Девка не отвечала, уверенная в том, что путешественник ее дурачит и что такого напитка нет во всей солнечной системе.

– Экая гостиница! Да что ж у вас есть?

– Есть горькая и есть анисовая.

– Ну, дай анисовой.

– И порцию чаю, голубушка, – прибавил купец.

Столоначальник ничего не спрашивал: он верил в чай купца, и вера его оправдалась. Купец велел дать два стакана; столоначальник отказался – и сел пить.

– Да перед чаем-то не выпить ли по рюмочке? – спросил купец, вынимая фляжку и серебряную чарку.

– Нет-с, не беспокойтесь, – отвечал столоначальник. Купец налил, подал своему соседу, тот выпил, он налил другую… и, несколько колеблясь, обратился к господину в пальто с вопросом:

– Не позволите ли вас, государь мой, просить нашим православным, т. е. практическим: оно здоровее-с сладкой.

– А что это у вас за практическое? – сказал пальто, благосклонно улыбаясь и с видом покровителя.

– Пенничек-с – очищенный.

– Нет-с, благодарю покорно.

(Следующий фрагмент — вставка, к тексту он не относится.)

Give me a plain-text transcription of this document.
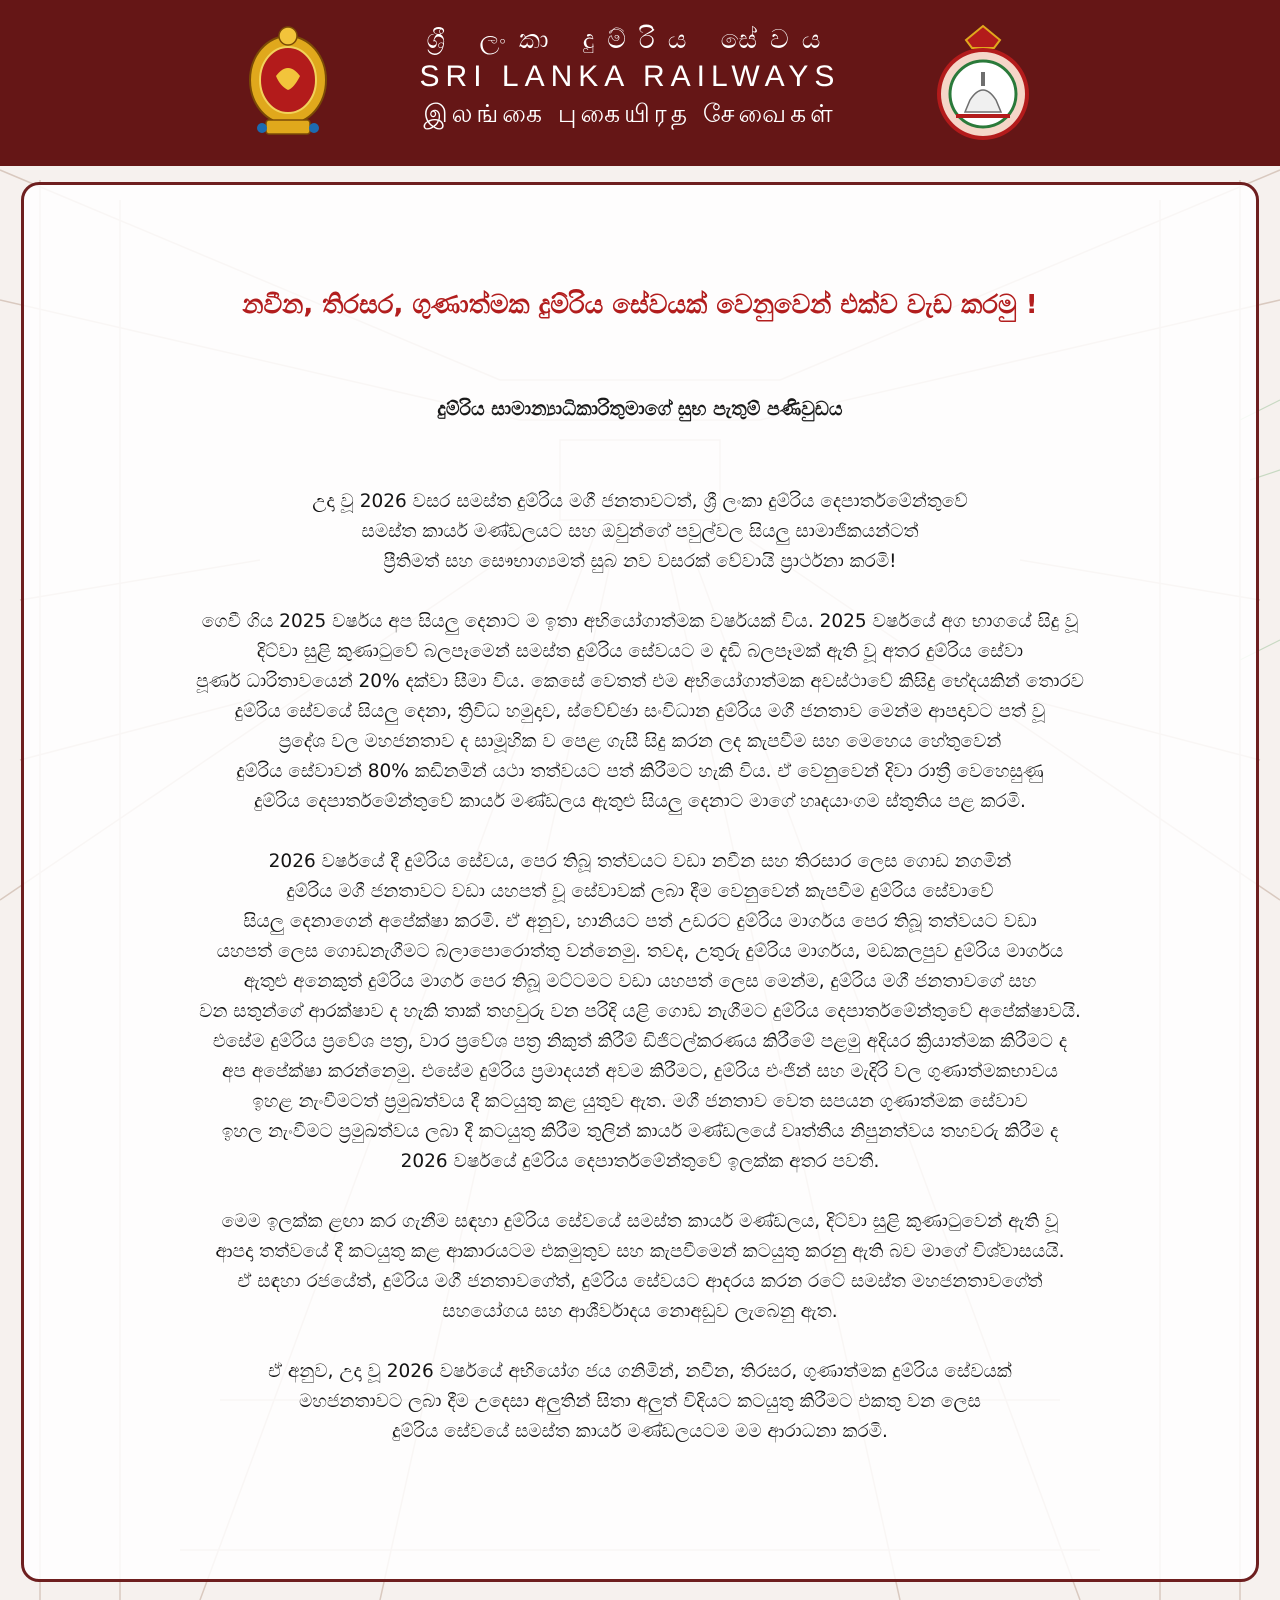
ශ්‍රී ලංකා දුම්රිය සේවය
SRI LANKA RAILWAYS
இலங்கை புகையிரத சேவைகள்
නවීන, තිරසර, ගුණාත්මක දුම්රිය සේවයක් වෙනුවෙන් එක්ව වැඩ කරමු !
දුම්රිය සාමාන්‍යාධිකාරිතුමාගේ සුභ පැතුම් පණිවුඩය

උදා වූ 2026 වසර සමස්ත දුම්රිය මගී ජනතාවටත්, ශ්‍රී ලංකා දුම්රිය දෙපාර්තමේන්තුවේ
සමස්ත කාර්ය මණ්ඩලයට සහ ඔවුන්ගේ පවුල්වල සියලු සාමාජිකයන්ටත්
ප්‍රීතිමත් සහ සෞභාග්‍යමත් සුබ නව වසරක් වේවායි ප්‍රාර්ථනා කරමි!

ගෙවී ගිය 2025 වර්ෂය අප සියලු දෙනාට ම ඉතා අභියෝගාත්මක වර්ෂයක් විය. 2025 වර්ෂයේ අග භාගයේ සිදු වූ
දිට්වා සුළි කුණාටුවේ බලපෑමෙන් සමස්ත දුම්රිය සේවයට ම දැඩි බලපෑමක් ඇති වූ අතර දුම්රිය සේවා
පූර්ණ ධාරිතාවයෙන් 20% දක්වා සීමා විය. කෙසේ වෙතත් එම අභියෝගාත්මක අවස්ථාවේ කිසිදු භේදයකින් තොරව
දුම්රිය සේවයේ සියලු දෙනා, ත්‍රිවිධ හමුදාව, ස්වේච්ඡා සංවිධාන දුම්රිය මගී ජනතාව මෙන්ම ආපදාවට පත් වූ
ප්‍රදේශ වල මහජනතාව ද සාමූහික ව පෙළ ගැසී සිදු කරන ලද කැපවීම සහ මෙහෙය හේතුවෙන්
දුම්රිය සේවාවන් 80% කඩිනමින් යථා තත්වයට පත් කිරීමට හැකි විය. ඒ වෙනුවෙන් දිවා රාත්‍රී වෙහෙසුණු
දුම්රිය දෙපාර්තමේන්තුවේ කාර්ය මණ්ඩලය ඇතුළු සියලු දෙනාට මාගේ හෘදයාංගම ස්තුතිය පළ කරමි.

2026 වර්ෂයේ දී දුම්රිය සේවය, පෙර තිබූ තත්වයට වඩා නවීන සහ තිරසාර ලෙස ගොඩ නගමින්
දුම්රිය මගී ජනතාවට වඩා යහපත් වූ සේවාවක් ලබා දීම වෙනුවෙන් කැපවීම දුම්රිය සේවාවේ
සියලු දෙනාගෙන් අපේක්ෂා කරමි. ඒ අනුව, හානියට පත් උඩරට දුම්රිය මාර්ගය පෙර තිබූ තත්වයට වඩා
යහපත් ලෙස ගොඩනැගීමට බලාපොරොත්තු වන්නෙමු. තවද, උතුරු දුම්රිය මාර්ගය, මඩකලපුව දුම්රිය මාර්ගය
ඇතුළු අනෙකුත් දුම්රිය මාර්ග පෙර තිබූ මට්ටමට වඩා යහපත් ලෙස මෙන්ම, දුම්රිය මගී ජනතාවගේ සහ
වන සතුන්ගේ ආරක්ෂාව ද හැකි තාක් තහවුරු වන පරිදි යළි ගොඩ නැගීමට දුම්රිය දෙපාර්තමේන්තුවේ අපේක්ෂාවයි.
එසේම දුම්රිය ප්‍රවේශ පත්‍ර, වාර ප්‍රවේශ පත්‍ර නිකුත් කිරීම් ඩිජිටල්කරණය කිරීමේ පළමු අදියර ක්‍රියාත්මක කිරීමට ද
අප අපේක්ෂා කරන්නෙමු. එසේම දුම්රිය ප්‍රමාදයන් අවම කිරීමට, දුම්රිය එංජින් සහ මැදිරි වල ගුණාත්මකභාවය
ඉහළ නැංවීමටත් ප්‍රමුඛත්වය දී කටයුතු කළ යුතුව ඇත. මගී ජනතාව වෙත සපයන ගුණාත්මක සේවාව
ඉහල නැංවීමට ප්‍රමුඛත්වය ලබා දී කටයුතු කිරීම තුලින් කාර්ය මණ්ඩලයේ වෘත්තීය නිපුනත්වය තහවරු කිරීම ද
2026 වර්ෂයේ දුම්රිය දෙපාර්තමේන්තුවේ ඉලක්ක අතර පවතී.

මෙම ඉලක්ක ළඟා කර ගැනීම සඳහා දුම්රිය සේවයේ සමස්ත කාර්ය මණ්ඩලය, දිට්වා සුළි කුණාටුවෙන් ඇති වූ
ආපදා තත්වයේ දී කටයුතු කළ ආකාරයටම එකමුතුව සහ කැපවීමෙන් කටයුතු කරනු ඇති බව මාගේ විශ්වාසයයි.
ඒ සඳහා රජයේත්, දුම්රිය මගී ජනතාවගේත්, දුම්රිය සේවයට ආදරය කරන රටේ සමස්ත මහජනතාවගේත්
සහයෝගය සහ ආශීර්වාදය නොඅඩුව ලැබෙනු ඇත.

ඒ අනුව, උදා වූ 2026 වර්ෂයේ අභියෝග ජය ගනිමින්, නවීන, තිරසර, ගුණාත්මක දුම්රිය සේවයක්
මහජනතාවට ලබා දීම උදෙසා අලුතින් සිතා අලුත් විදියට කටයුතු කිරීමට එකතු වන ලෙස
දුම්රිය සේවයේ සමස්ත කාර්ය මණ්ඩලයටම මම ආරාධනා කරමි.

Я когда ноги мою себе простым вином, и то запах так противен, что душистой бумажкой курю весь день.

– Была бы-с честь приложена-с, – ответил купец и так зло-лукаво улыбнулся, как будто он сомневался в том, моет ли тот ноги чем-нибудь, не только пенным вином.

Столоначальник в благодарность за хлеб и соль, состоявшие из чаю и сивухи, начал вполголоса какой-то рассказ купцу… Я не мог слышать всего, но до меня долетали следующие слова: «Я и говорю: ваше превосходительство! вы, примером будучи, отец чиновника… конечно, маленький человек есть червь… наш-то генерал – ведь это умница… вот-с, прихожу в канцелярию… только экзекутор… ну, и лиссабонского как следует…»

На самом этом португальском названии, не торопясь и покачиваясь со стороны на сторону, подъехал белокурый дилижанс первоначального заведения из Москвы; наверху торчали утесы поклажи, из окон высовывались подушки. Дилижанс был крупного калибра, и через минуту обе комнаты гостиницы наполнились народонаселением этого ковчега: тут были старики и дворовые люди, дети и комнатные собаки. Впереди всех явился толстый господин в енотовой шубе, с огромными усами, с крестом на шее и в огромных меховых сапогах. Входя, он втащил с собою 50 кубических футов холодного воздуха. Он так сбросил свою шубу, что накрыл ею полкомнаты и правую ногу господина в пальто; господин в пальто с поспешностью спас свои сигары и с чрезвычайно недовольным видом вытащил свою ногу; в то же время рукав шубы как-то коснулся затылка столоначальника, который в ту же минуту привстал и извинился.

– Здравствуйте, господа! – сказал новый гость, очутившийся в черном бархатном архалуке. – Эй, малый! Приготовь где-нибудь умыться. Не могу ни чаю пить, ни трубки курить не умывшись… Да и чаю живо!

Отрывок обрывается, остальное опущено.